In recent years much progress has been made in the investigation of the pathophysiology, characterizing subgroups, and extension of multimodal treatment of myasthenia gravis (MG). This applies especially to the role of thymectomy (Thx). Thymectomy is always indicated for thymoma-associated myasthenia gravis. Furthermore, based on large cohort studies, during recent decades thymectomy has also become a central part of immune-modulating MG therapy in patients without thymoma. The lack of randomized studies, however, caused a certain persistent reluctance as to the significance of thymectomy.
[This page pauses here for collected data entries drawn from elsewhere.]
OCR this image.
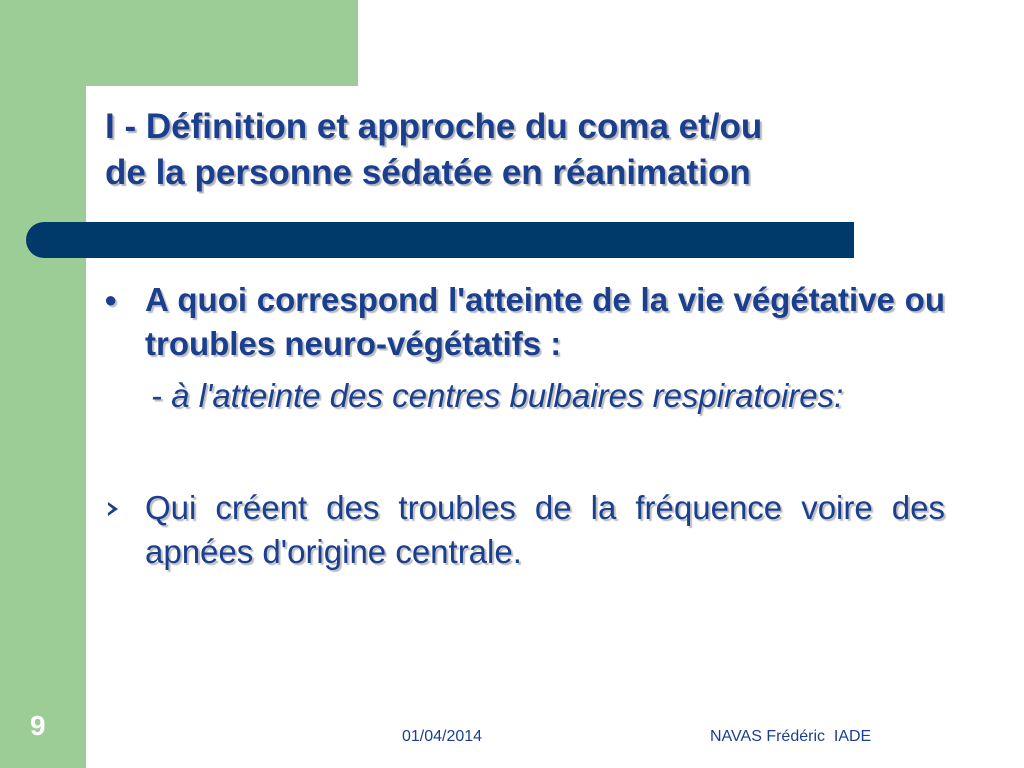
I - Définition et approche du coma et/ou
de la personne sédatée en réanimation
● A quoi correspond l'atteinte de la vie végétative ou troubles neuro-végétatifs :
- à l'atteinte des centres bulbaires respiratoires:
Qui créent des troubles de la fréquence voire des apnées d'origine centrale.
9	01/04/2014	NAVAS Frédéric  IADE
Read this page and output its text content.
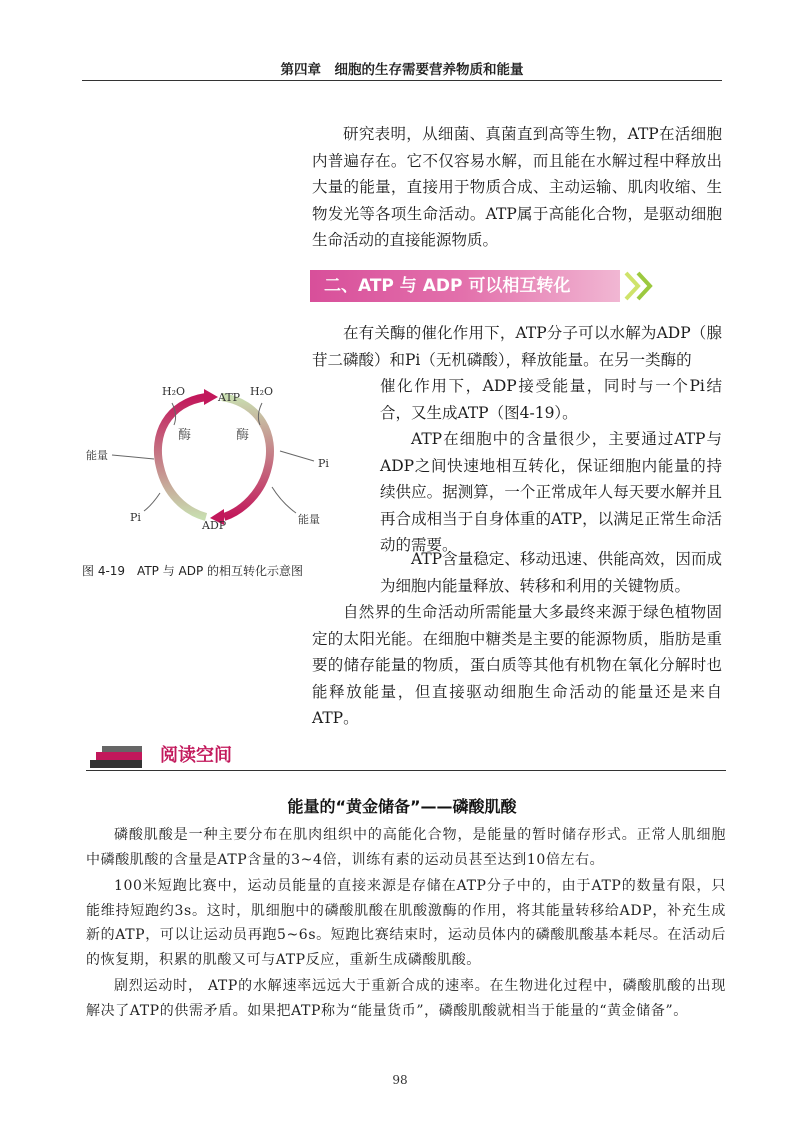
第四章　细胞的生存需要营养物质和能量

研究表明，从细菌、真菌直到高等生物，ATP在活细胞内普遍存在。它不仅容易水解，而且能在水解过程中释放出大量的能量，直接用于物质合成、主动运输、肌肉收缩、生物发光等各项生命活动。ATP属于高能化合物，是驱动细胞生命活动的直接能源物质。

二、ATP 与 ADP 可以相互转化

在有关酶的催化作用下，ATP分子可以水解为ADP（腺苷二磷酸）和Pi（无机磷酸），释放能量。在另一类酶的

催化作用下，ADP接受能量，同时与一个Pi结合，又生成ATP（图4-19）。

ATP在细胞中的含量很少，主要通过ATP与ADP之间快速地相互转化，保证细胞内能量的持续供应。据测算，一个正常成年人每天要水解并且再合成相当于自身体重的ATP，以满足正常生命活动的需要。

ATP含量稳定、移动迅速、供能高效，因而成为细胞内能量释放、转移和利用的关键物质。

自然界的生命活动所需能量大多最终来源于绿色植物固定的太阳光能。在细胞中糖类是主要的能源物质，脂肪是重要的储存能量的物质，蛋白质等其他有机物在氧化分解时也能释放能量，但直接驱动细胞生命活动的能量还是来自ATP。

H₂O	ATP H₂O
酶	酶
能量
Pi
Pi
ADP	能量
图 4-19　ATP 与 ADP 的相互转化示意图
阅读空间
能量的“黄金储备”——磷酸肌酸

磷酸肌酸是一种主要分布在肌肉组织中的高能化合物，是能量的暂时储存形式。正常人肌细胞中磷酸肌酸的含量是ATP含量的3~4倍，训练有素的运动员甚至达到10倍左右。

100米短跑比赛中，运动员能量的直接来源是存储在ATP分子中的，由于ATP的数量有限，只能维持短跑约3s。这时，肌细胞中的磷酸肌酸在肌酸激酶的作用，将其能量转移给ADP，补充生成新的ATP，可以让运动员再跑5~6s。短跑比赛结束时，运动员体内的磷酸肌酸基本耗尽。在活动后的恢复期，积累的肌酸又可与ATP反应，重新生成磷酸肌酸。

剧烈运动时， ATP的水解速率远远大于重新合成的速率。在生物进化过程中，磷酸肌酸的出现解决了ATP的供需矛盾。如果把ATP称为“能量货币”，磷酸肌酸就相当于能量的“黄金储备”。

98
The current MGTX trial has shown the effectiveness of thymectomy. A significant improvement of myasthenic complaints and the reduction of immunosuppressive medication was primarily shown for acquired early-onset MG (EOMG) with complete resection of all thymic tissue. Because the MGTX study only included patients younger than 65 years with generalized MG and positive for acetylcholine-receptor antibodies, at present the significance of Thx for other relevant subgroups as juvenile MG, MG in older patients, ocular MG, as well as seronegative patients is under investigation. Even the prevailing opinion of no benefit of thymectomy for MuSk-positive patients probably needs reevaluation based on ambiguous findings. With respect to surgery, based on the exclusive performance of extended median sternotomy for MG in the MGTX, the value of thoracoscopic modifications for thymectomy as a minimally-invasive alternative is currently under evaluation. For clinical reasons further judgment regarding different minimally-invasive thymectomy techniques compared to the conventional open procedures in the form of randomized comparative studies would be required. Currently, however, an experience-based robotic-assisted thoracoscopic unilateral approach to thymectomy meets all requirements related to surgical, clinical-neurological and patient aspects. Ethical reasons, therefore, will lead to other strategies for comparison of different surgical techniques.